Desafios operacionais e ambientais
- Infraestrutura de estocagem: seleção de locais seguros, com controle de umidade e temperatura, e conformidade com normas ambientais.
- Financiamento e hedge: necessidade de instrumentos financeiros de hedge para proteger o orçamento comunitário contra flutuações repentinas.
- Licenciamento local: possíveis resistências sociais e ambientais em áreas próximas a depósitos ou entregas.
Impactos na transição energética e na defesa
Garantir suprimentos estáveis de lítio, níquel e terras raras impulsiona a produção de baterias para veículos elétricos, turbinas eólicas e sistemas de defesa (mísseis guiados, radares). O ERMPC atua como “seguro” estratégico, protegendo projetos verdes e programas militares de interrupções externas.
Recomendações para consolidação
- Governança colaborativa: envolvimento claro de Estados‑membros, Parlamento e setor privado.
- Financiamento público‑privado: linhas de crédito garantidas pela UE para projetos de mineração e refino.

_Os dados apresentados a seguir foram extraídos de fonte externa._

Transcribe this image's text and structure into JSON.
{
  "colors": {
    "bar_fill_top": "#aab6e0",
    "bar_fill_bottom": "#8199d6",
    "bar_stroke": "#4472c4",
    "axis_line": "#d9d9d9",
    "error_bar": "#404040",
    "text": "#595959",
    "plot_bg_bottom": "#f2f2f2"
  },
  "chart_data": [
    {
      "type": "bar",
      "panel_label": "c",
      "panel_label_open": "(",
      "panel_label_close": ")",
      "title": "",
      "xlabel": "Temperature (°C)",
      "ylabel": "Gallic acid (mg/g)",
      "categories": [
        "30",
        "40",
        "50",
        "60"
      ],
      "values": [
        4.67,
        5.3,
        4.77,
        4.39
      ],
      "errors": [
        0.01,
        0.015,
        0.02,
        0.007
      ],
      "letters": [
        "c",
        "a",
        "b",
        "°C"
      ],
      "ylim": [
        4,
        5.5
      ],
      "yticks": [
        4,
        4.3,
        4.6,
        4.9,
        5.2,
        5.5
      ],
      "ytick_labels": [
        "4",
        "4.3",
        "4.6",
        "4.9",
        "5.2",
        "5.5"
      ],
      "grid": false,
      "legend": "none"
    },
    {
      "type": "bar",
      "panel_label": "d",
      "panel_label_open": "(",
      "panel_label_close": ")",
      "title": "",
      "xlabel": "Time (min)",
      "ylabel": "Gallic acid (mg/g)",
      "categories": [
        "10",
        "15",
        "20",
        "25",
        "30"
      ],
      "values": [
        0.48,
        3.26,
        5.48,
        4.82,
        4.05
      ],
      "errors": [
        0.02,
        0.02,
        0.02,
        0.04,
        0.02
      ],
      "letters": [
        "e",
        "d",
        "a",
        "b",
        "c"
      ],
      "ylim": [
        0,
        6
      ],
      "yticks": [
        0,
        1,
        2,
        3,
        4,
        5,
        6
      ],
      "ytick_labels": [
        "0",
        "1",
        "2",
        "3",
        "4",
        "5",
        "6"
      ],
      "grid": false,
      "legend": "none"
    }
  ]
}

- Pesquisa e inovação: apoio a novas tecnologias de reciclagem e substitutos (“materiais verdes”).
- Parcerias sustentáveis: acordos que combinem acesso a recursos com desenvolvimento socioambiental nos países parceiros.
Conclusão
A criação de reservas estratégicas de minerais críticos através do ERMPC representa um avanço sem precedentes na busca por autonomia europeia. Se bem equilibrado entre segurança de abastecimento, custos operacionais e sustentabilidade, este mecanismo pode colocar a UE na vanguarda da indústria verde e reforçar sua posição geopolítica no século XXI.